Extension Settings are the same as the mother project except for autoDocstring.ServerEndpoint :

  • ai-docstring.ServerEndpoint: endpoint address accessible to the server.

About training and dataset

For training data, github/CodeSearchNet was used, and as an initial model, we used Code2NL(Code to Natural Language) fine-tuning tasks in microsoft/CodeBERT. For detailed instructions, refer to the paper (CodeBERT: A Pre-Trained Model for Programming and Natural Languages) and this section.

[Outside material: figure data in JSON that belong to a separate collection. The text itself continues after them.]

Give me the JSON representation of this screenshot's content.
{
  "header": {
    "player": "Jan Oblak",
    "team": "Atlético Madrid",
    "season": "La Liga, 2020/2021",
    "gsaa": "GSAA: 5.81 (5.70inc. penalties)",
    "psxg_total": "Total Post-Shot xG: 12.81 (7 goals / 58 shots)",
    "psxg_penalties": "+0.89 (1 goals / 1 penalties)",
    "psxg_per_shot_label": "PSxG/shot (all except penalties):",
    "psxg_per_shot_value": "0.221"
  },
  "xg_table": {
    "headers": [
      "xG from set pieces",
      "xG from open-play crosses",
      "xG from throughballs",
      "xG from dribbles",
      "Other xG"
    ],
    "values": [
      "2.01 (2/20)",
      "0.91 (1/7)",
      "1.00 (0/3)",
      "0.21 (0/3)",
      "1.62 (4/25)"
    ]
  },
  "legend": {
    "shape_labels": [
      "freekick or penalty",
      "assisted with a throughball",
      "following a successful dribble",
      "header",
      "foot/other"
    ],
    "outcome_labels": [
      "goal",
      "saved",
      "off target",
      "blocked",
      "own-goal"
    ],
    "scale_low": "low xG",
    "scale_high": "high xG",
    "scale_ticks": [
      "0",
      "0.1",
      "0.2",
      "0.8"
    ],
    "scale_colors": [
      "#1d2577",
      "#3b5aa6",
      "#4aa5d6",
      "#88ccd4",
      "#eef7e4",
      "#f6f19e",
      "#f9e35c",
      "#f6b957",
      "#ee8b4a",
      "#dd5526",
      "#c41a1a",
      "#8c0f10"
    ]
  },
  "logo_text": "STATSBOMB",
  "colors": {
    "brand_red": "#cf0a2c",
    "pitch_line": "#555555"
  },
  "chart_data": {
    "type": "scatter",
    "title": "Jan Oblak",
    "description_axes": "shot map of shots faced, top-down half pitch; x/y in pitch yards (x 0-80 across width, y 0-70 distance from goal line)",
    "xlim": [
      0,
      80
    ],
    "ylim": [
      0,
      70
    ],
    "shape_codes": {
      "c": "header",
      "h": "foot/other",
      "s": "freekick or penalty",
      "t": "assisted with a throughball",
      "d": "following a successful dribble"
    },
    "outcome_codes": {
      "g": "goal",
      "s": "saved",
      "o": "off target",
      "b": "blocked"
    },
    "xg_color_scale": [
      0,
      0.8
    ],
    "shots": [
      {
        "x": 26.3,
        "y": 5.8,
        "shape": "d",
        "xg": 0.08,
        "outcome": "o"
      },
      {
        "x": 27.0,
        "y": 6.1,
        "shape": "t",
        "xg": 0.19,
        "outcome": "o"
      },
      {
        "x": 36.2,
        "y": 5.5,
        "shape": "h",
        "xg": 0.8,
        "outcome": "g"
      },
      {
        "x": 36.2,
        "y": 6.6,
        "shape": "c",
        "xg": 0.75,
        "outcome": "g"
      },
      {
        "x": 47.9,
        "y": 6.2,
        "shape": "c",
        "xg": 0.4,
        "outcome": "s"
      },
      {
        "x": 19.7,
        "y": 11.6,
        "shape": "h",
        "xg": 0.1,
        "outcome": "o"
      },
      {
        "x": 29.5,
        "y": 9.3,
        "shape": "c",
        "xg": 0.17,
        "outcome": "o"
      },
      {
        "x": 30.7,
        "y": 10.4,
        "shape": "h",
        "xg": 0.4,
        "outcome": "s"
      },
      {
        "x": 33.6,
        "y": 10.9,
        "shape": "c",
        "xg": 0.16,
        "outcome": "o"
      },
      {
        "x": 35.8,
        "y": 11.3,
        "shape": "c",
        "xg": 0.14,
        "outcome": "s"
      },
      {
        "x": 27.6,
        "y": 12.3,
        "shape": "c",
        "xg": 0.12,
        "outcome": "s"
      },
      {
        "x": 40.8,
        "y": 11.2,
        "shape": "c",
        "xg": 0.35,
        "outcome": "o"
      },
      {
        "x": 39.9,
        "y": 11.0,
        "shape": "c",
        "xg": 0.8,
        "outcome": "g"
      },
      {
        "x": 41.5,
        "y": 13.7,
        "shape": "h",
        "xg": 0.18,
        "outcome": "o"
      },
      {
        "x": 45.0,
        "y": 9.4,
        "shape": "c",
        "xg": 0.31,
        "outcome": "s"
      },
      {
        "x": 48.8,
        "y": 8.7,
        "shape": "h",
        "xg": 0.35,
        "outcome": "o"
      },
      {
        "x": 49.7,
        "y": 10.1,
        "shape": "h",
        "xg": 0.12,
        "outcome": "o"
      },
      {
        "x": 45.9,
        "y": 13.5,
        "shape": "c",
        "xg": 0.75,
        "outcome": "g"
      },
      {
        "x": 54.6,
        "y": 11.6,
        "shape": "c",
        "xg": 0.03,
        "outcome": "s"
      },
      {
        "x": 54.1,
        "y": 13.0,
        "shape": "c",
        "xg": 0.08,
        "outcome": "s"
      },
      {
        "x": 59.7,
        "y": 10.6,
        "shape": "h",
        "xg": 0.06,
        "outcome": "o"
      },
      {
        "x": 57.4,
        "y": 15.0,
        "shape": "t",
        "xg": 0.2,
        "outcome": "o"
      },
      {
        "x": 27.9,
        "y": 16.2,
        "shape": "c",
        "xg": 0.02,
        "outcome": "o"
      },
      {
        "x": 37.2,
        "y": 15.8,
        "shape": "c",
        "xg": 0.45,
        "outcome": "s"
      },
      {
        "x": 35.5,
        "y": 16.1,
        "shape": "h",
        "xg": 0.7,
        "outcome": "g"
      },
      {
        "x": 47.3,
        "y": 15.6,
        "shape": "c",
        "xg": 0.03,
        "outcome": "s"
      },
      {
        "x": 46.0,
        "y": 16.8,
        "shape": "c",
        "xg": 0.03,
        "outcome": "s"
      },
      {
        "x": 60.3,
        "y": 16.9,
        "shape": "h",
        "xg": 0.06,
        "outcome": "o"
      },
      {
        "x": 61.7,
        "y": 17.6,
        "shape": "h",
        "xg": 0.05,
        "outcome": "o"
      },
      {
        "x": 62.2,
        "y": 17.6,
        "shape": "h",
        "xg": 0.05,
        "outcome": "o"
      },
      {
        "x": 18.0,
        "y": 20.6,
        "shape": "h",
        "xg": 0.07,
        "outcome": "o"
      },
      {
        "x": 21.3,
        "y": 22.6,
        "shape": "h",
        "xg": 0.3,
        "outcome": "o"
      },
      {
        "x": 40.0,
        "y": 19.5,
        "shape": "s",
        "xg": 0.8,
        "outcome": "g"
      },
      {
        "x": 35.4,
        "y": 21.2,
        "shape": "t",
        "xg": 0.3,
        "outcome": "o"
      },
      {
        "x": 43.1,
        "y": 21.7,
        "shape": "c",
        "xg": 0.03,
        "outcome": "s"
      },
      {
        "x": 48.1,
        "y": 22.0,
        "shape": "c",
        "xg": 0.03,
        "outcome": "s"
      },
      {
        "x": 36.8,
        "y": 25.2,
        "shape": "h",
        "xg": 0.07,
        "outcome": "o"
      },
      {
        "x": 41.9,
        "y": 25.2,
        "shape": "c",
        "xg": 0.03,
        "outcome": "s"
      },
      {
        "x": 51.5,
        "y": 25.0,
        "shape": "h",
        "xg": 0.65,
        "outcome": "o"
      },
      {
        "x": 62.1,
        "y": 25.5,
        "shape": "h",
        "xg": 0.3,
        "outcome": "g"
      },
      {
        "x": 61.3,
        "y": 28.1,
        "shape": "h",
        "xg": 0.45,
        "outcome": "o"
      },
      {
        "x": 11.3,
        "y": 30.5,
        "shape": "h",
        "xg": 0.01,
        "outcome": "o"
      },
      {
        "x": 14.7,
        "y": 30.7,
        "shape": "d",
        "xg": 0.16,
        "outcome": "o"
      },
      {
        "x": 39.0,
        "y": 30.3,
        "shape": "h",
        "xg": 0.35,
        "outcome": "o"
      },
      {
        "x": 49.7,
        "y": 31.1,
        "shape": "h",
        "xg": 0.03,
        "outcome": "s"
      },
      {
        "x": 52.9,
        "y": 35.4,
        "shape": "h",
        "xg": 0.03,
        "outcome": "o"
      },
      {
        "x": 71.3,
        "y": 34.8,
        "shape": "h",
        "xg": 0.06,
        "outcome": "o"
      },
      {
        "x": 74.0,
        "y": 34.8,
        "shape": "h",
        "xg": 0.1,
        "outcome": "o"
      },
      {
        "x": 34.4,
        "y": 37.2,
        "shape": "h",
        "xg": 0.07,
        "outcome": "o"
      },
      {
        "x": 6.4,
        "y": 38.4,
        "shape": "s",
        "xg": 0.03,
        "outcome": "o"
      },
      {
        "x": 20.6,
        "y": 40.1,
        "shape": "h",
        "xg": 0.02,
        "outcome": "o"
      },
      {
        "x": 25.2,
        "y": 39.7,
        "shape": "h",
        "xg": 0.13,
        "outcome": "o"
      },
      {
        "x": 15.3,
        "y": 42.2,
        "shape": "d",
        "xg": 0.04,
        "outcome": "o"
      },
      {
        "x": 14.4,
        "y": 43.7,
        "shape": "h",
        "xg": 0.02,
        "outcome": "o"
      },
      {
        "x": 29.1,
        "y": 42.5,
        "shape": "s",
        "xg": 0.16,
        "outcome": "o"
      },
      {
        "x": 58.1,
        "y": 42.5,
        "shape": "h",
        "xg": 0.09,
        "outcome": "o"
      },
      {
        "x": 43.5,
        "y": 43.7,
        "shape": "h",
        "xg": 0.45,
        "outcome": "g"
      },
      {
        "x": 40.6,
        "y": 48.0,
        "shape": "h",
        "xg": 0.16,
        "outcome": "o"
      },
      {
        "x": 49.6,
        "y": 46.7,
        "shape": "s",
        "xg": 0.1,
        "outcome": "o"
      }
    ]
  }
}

Inference Benchmark(mean of 100 trials)

Device beam_size max_source_length max_target_length Time(ms)
CPU 1 256 128 470
CPU 10 256 128 1332
CPU 1 512 128 511
CPU 10 512 128 1954
GPU 1 256 128 165
GPU 10 256 128 381
GPU 1 512 128 205
GPU 10 512 128 545
  • CPU : Intel(R) Xeon(R) Platinum 8259CL CPU @ 2.50GHz
  • GPU : Nvidia Tesla T4

License

This project is licensed under the Apache 2.0 License which is based on MIT License.